New reality of working
Covid-19 mitigation action has also laid the groundwork for a number of operational innovations.
“We are in a new reality of working,” said Mr Cherian. “We have conducted ship-to-ship transfers without anyone coming onboard our vessels. We have had ‘no contact’ operations at terminals, for discharging and loading, including cargo operations and custody transfers, with no one coming onboard.”
He cited other innovations, including carrying out remote services of the company’s vessels. Covid-19 has heavily impacted shipyards, service providers and the supply chain. “Ships need drydocking,” he said, explaining that national lockdowns impacted shipyards but “markets are now open to remote service of vessels.” He also pointed out that class is working to perform remote inspections, noting another major challenge has been SIRE inspectors coming onboard vessels. “Shipowners have coped quite well,” he said.

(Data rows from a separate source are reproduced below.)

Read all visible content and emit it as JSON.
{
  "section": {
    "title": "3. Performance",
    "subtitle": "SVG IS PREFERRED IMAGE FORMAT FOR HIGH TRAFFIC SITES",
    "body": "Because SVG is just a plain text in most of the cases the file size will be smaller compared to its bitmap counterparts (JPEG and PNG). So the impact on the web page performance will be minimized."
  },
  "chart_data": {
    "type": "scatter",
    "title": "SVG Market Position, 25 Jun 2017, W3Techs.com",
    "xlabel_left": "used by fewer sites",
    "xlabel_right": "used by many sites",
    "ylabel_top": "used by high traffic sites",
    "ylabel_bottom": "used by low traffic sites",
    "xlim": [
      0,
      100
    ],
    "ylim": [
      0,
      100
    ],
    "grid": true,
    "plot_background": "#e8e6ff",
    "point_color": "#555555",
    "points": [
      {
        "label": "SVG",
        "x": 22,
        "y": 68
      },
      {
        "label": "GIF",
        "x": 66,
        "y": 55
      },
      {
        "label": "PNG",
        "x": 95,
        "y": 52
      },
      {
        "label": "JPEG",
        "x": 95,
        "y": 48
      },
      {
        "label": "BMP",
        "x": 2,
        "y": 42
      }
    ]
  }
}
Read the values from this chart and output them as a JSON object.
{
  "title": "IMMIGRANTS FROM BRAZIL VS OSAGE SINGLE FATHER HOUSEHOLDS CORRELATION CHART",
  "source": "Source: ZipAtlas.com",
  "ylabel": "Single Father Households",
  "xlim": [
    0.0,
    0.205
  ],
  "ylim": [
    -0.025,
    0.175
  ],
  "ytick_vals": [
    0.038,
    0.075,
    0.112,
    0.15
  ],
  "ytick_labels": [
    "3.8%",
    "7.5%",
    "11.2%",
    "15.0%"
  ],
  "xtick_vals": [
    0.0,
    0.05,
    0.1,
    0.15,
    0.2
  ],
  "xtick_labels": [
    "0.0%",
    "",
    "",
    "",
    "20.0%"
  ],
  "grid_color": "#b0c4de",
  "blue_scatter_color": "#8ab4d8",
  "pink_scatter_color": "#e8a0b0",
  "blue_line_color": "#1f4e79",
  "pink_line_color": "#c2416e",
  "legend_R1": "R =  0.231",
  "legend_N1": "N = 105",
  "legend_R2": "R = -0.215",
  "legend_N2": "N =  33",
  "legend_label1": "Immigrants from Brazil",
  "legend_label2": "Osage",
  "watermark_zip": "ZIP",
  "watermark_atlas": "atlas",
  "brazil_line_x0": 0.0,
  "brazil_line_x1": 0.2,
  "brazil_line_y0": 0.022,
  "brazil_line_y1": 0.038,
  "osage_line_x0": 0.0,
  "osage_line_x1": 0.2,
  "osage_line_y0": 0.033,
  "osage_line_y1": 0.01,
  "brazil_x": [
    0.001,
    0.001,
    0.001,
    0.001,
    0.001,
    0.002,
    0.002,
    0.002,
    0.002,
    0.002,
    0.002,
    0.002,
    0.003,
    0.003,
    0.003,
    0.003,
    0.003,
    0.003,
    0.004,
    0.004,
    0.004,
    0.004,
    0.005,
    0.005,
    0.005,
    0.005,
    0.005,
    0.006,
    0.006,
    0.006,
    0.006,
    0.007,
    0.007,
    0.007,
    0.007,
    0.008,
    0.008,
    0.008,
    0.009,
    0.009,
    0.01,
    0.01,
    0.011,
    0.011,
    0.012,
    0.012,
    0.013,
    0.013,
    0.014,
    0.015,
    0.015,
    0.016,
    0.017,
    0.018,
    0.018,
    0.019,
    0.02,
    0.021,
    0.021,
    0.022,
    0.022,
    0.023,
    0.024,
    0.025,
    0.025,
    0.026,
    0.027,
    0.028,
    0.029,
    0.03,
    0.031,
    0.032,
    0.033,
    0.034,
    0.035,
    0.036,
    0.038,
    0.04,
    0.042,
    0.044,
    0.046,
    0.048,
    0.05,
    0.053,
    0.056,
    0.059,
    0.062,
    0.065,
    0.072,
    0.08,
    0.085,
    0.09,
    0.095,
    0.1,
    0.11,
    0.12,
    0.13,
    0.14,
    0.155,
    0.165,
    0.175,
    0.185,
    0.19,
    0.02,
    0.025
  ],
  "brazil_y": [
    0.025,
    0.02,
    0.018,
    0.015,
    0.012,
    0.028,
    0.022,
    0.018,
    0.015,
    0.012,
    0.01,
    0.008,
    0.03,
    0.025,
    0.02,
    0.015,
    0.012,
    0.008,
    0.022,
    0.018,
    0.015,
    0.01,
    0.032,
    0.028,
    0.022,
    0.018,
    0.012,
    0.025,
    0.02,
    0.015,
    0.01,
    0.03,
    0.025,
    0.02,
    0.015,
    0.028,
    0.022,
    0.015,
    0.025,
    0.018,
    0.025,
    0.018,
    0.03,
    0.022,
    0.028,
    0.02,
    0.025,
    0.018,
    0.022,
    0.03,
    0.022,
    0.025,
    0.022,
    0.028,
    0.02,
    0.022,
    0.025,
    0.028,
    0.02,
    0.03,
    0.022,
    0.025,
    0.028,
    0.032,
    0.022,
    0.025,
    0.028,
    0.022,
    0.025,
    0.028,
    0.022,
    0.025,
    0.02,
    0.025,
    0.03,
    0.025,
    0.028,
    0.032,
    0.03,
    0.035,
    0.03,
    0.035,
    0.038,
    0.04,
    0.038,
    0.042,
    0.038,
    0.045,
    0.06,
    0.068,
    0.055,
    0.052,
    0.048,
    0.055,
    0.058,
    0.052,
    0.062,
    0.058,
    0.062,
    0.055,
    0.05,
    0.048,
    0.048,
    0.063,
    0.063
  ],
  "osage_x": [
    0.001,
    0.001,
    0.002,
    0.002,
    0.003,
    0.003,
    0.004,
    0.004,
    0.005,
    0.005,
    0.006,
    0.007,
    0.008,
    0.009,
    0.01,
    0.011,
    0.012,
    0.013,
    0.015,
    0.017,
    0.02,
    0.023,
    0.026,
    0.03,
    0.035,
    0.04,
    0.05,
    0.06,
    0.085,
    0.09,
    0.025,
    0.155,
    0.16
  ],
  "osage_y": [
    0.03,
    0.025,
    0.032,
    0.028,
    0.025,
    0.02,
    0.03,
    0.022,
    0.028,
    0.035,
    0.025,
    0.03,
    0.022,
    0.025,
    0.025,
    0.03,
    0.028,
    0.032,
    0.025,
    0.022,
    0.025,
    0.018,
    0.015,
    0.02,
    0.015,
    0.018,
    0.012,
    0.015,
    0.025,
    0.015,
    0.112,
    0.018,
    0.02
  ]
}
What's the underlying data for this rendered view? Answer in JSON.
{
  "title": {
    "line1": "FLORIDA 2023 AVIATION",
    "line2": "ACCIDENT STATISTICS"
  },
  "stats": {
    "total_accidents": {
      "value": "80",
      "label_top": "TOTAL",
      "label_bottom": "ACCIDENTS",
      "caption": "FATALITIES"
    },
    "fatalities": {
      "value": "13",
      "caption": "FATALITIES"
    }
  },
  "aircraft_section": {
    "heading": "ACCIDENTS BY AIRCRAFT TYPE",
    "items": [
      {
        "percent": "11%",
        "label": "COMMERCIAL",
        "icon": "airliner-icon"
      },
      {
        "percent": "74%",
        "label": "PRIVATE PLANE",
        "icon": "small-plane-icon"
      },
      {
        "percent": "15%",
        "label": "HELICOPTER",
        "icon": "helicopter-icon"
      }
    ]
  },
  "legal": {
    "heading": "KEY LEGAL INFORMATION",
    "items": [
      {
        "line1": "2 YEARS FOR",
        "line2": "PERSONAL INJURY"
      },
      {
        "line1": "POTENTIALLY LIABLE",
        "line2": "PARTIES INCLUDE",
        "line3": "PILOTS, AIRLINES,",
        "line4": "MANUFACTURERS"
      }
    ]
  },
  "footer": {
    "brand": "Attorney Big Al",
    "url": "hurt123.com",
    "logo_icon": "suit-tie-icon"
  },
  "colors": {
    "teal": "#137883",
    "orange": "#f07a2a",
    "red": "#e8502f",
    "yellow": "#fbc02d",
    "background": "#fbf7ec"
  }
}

Mr Mohan said AEX had just completed a drydocking in Malaysia that was performed “all on a remote basis”.
Mr Cherian made the point that LNG shipping must find “smarter ways of working”. He discussed ‘connected ships’ to allow vessels and vessel equipment to be monitored. “It is not about being ‘Big Brother’, but actually looking at data and deriving learnings from that,” he said, noting that digitalisation would drive efficiency, safety, and improved risk assessment.
“Operational excellence matters now more than ever before,” said Mr Cherian. He concluded: “Every crisis teaches us a few things. As the result of cyberattacks on a number of shipping lines a few years ago, companies developed business contingency plans. Never would we have imagined that all of our offices would be closed, and people would have to work from home. Covid-19 will teach us; not just in shipping, but I think it’s causing a permanent shift in the behaviour of societies.”